Trump attorneys Christina Bobb and Evan Corcoran affirmed to the Justice Department that Trump had handed over all classified records from his Mar-a-Lago residence in response to a May subpoena. But prosecutors said their response was "incomplete" after the FBI searched and found more documents at Mar-a-Lago and cited evidence of "obstructive conduct" in response to the subpoena.
Bobb has since hired her own lawyer, Florida-based former prosecutor John Lauro, and "made it known to Trump allies that she is willing to cooperate and be interviewed by the Justice Department," according to the Post. And colleagues have similarly urged Corcoran to hire a criminal defense lawyer because of his response to the subpoena, according to the report, but he has insisted it is not necessary.
Asked if she was negotiating to sit for an interview with the DOJ, Bobb told the outlet, "I'm sorry, I'm not allowed to talk about it."

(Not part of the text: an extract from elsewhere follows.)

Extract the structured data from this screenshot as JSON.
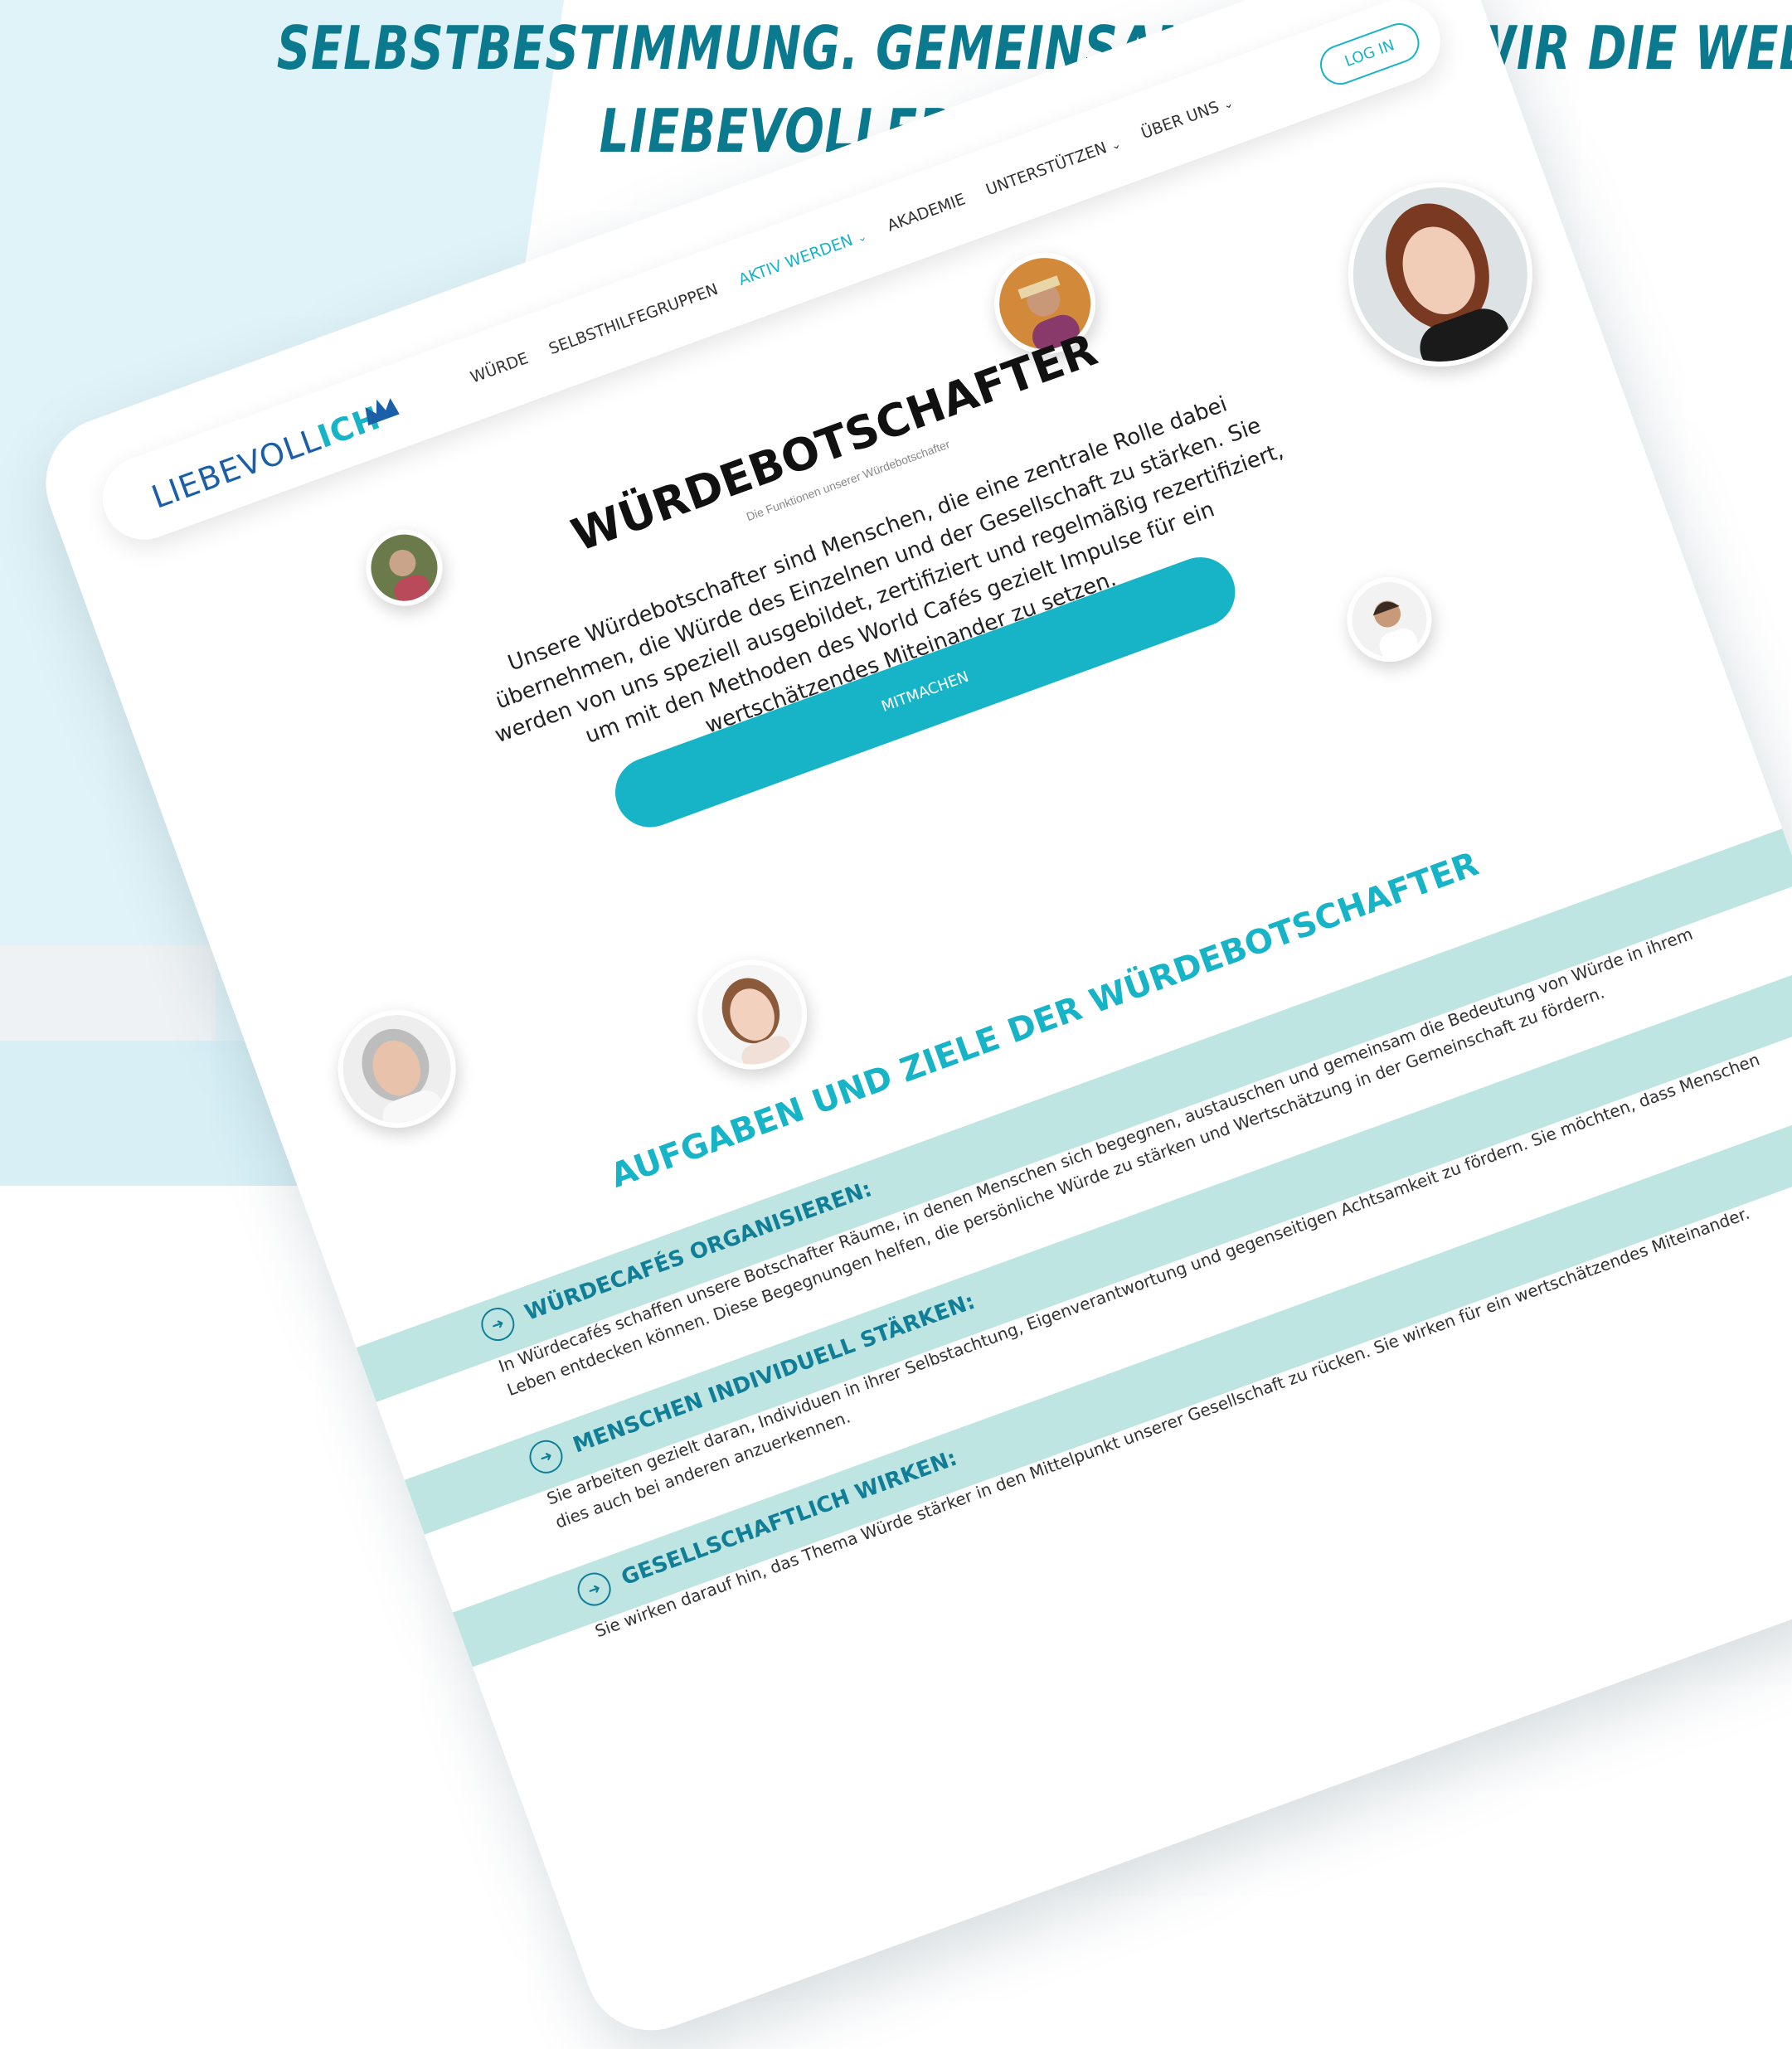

Bobb signed a document affirming that Trump handed over "all documents that are responsive to the subpoena" after a "diligent search." Corcoran then met with DOJ officials and made a similar statement. Investigators ultimately found more evidence that there were additional documents at Mar-a-Lago and secured a warrant to search the premises in August.

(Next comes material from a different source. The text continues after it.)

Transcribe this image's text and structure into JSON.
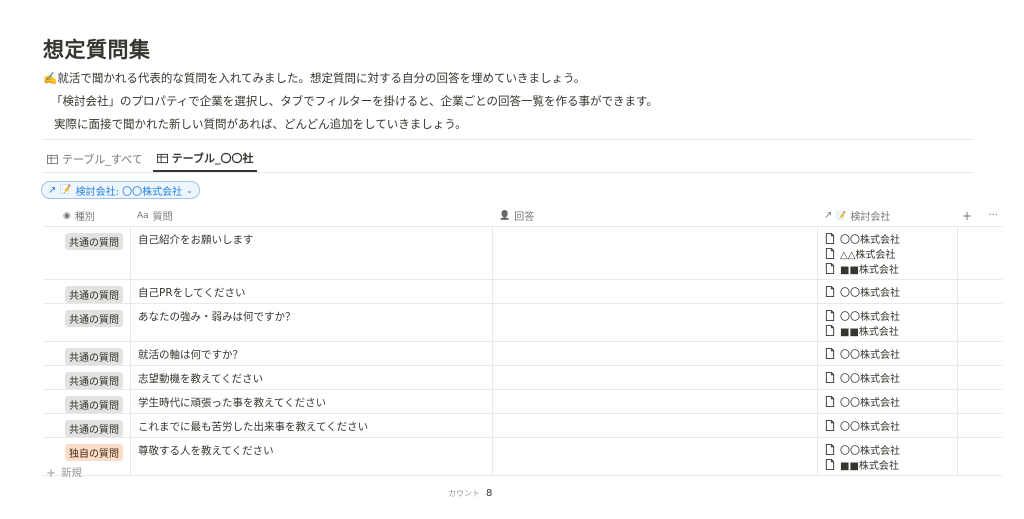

Bobb, a former OAN host who helped push Trump's legal challenges following the 2020 election, has insisted to Trump allies that she believes the document she signed was accurate, according to the Post. But she also told the pro-Trump Right Side Broadcasting Network that she was not acting as Trump's attorney while serving as a custodian of records when responding to the subpoena, according to the report, meaning that the DOJ could compel her testimony more easily than if she were acting as Trump's lawyer at the time.
"I think people were a little bit confused," Bobb said. "I am on President Trump's legal team. I do work for him on election issues. I was never on the legal team handling this case, just to be clear on that. Which is why I came in as the custodian of records — because I wasn't on that team."

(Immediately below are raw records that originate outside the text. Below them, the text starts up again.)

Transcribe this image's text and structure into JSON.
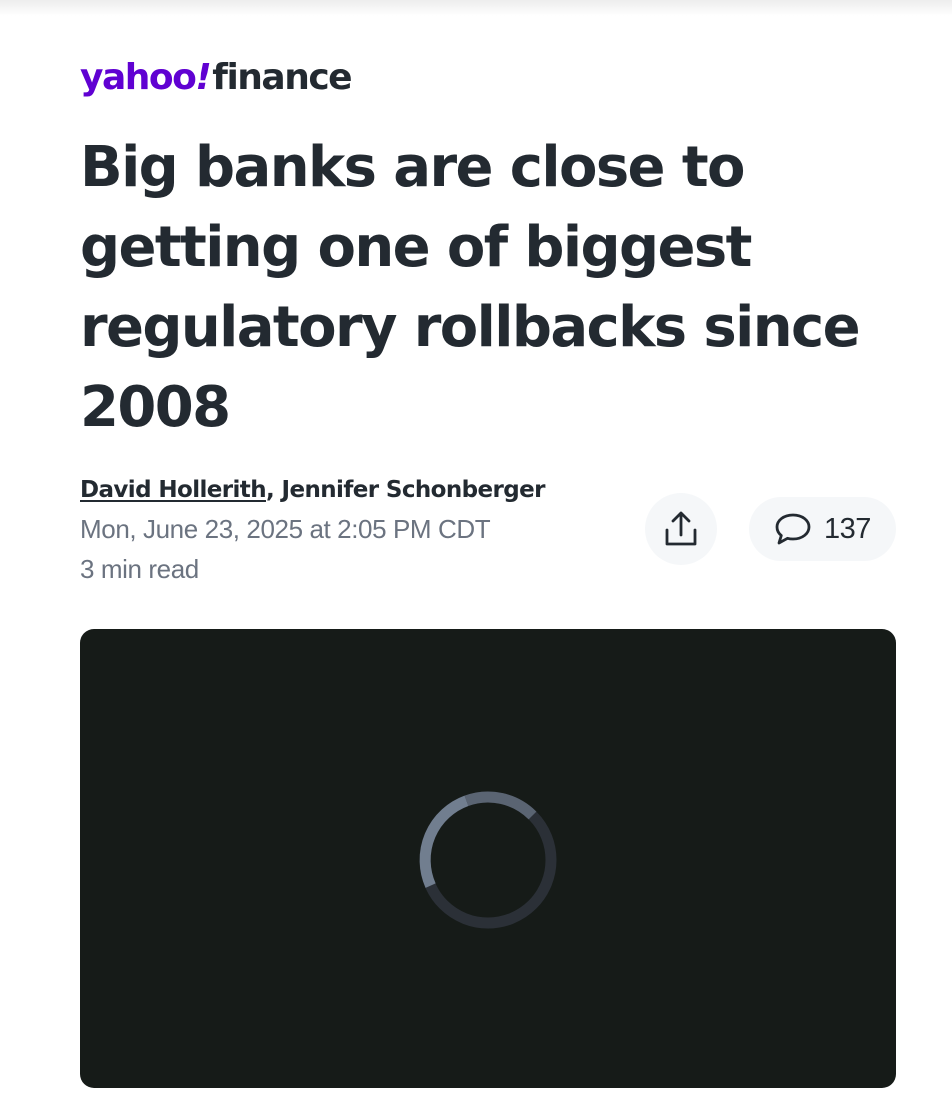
{
  "colors": {
    "brand": "#6001d2",
    "ink": "#232a31",
    "meta": "#6b7380",
    "video_bg": "#161b18"
  },
  "logo": {
    "yahoo": "yahoo",
    "exclaim": "!",
    "finance": "finance"
  },
  "article": {
    "headline": "Big banks are close to getting one of biggest regulatory rollbacks since 2008",
    "author_1": "David Hollerith",
    "author_separator": ", ",
    "author_2": "Jennifer Schonberger",
    "date": "Mon, June 23, 2025 at 2:05 PM CDT",
    "read_time": "3 min read"
  },
  "actions": {
    "share_icon": "share-upload-icon",
    "comment_icon": "speech-bubble-icon",
    "comment_count": "137"
  },
  "video": {
    "state": "loading",
    "spinner_icon": "loading-spinner-icon"
  }
}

Corcoran, who is referenced as Trump's attorney in court documents, has also been "counseled" by colleagues to lawyer up, according to the report. Trump hired Corcoran, who recently returned to practicing law, in April with no vetting after a single conference call while he was representing former Trump adviser Steve Bannon, who was convicted of contempt of Congress earlier this year.
"Christina Bobb and Evan Corcoran need their own criminal lawyers," former DOJ inspector general Michael Bromwich tweeted, citing their "multiple misrepresentations" to the DOJ.
With his own attorneys facing potential legal jeopardy, Trump struggled to find an elite attorney willing to represent him in the case. Trump ultimately hired former Florida Solicitor General Chris Kise, who once represented a member of Venezuelan leader Nicolas Maduro's administration, paying him a $3 million retainer from money donated to his super PAC.
Kise has advised Trump to "turn down the temperature" with the DOJ and fought with advisers who urged a more aggressive approach, according to the Post. Kise warned Trump's team that attacks were only likely to make the DOJ more aggressive and urged them to seek an "off-ramp" before a possible indictment, according to the report. He also argued that Trump's other lawyers, whom he said lacked experience with this type of case, had "deepened Trump's problems" and "could face legal trouble themselves," according to the Post.
Just weeks after joining Trump's legal team, CNN reported that he has already been sidelined. Though his name appeared on numerous court filings, he did not sign onto the Trump team's combative filing questioning the DOJ's motives last week. The Post reported that Kise is now unlikely to play a public role in the Mar-a-Lago case, though he will continue to help Trump deal with "his other legal problems."
Trump spokesman Taylor Budowich did not respond to questions from the Post.
"While the media wants to focus on gossip, the reality is these witch hunts are dividing and destroying our nation," he told the outlet. "And President Trump isn't going to back down."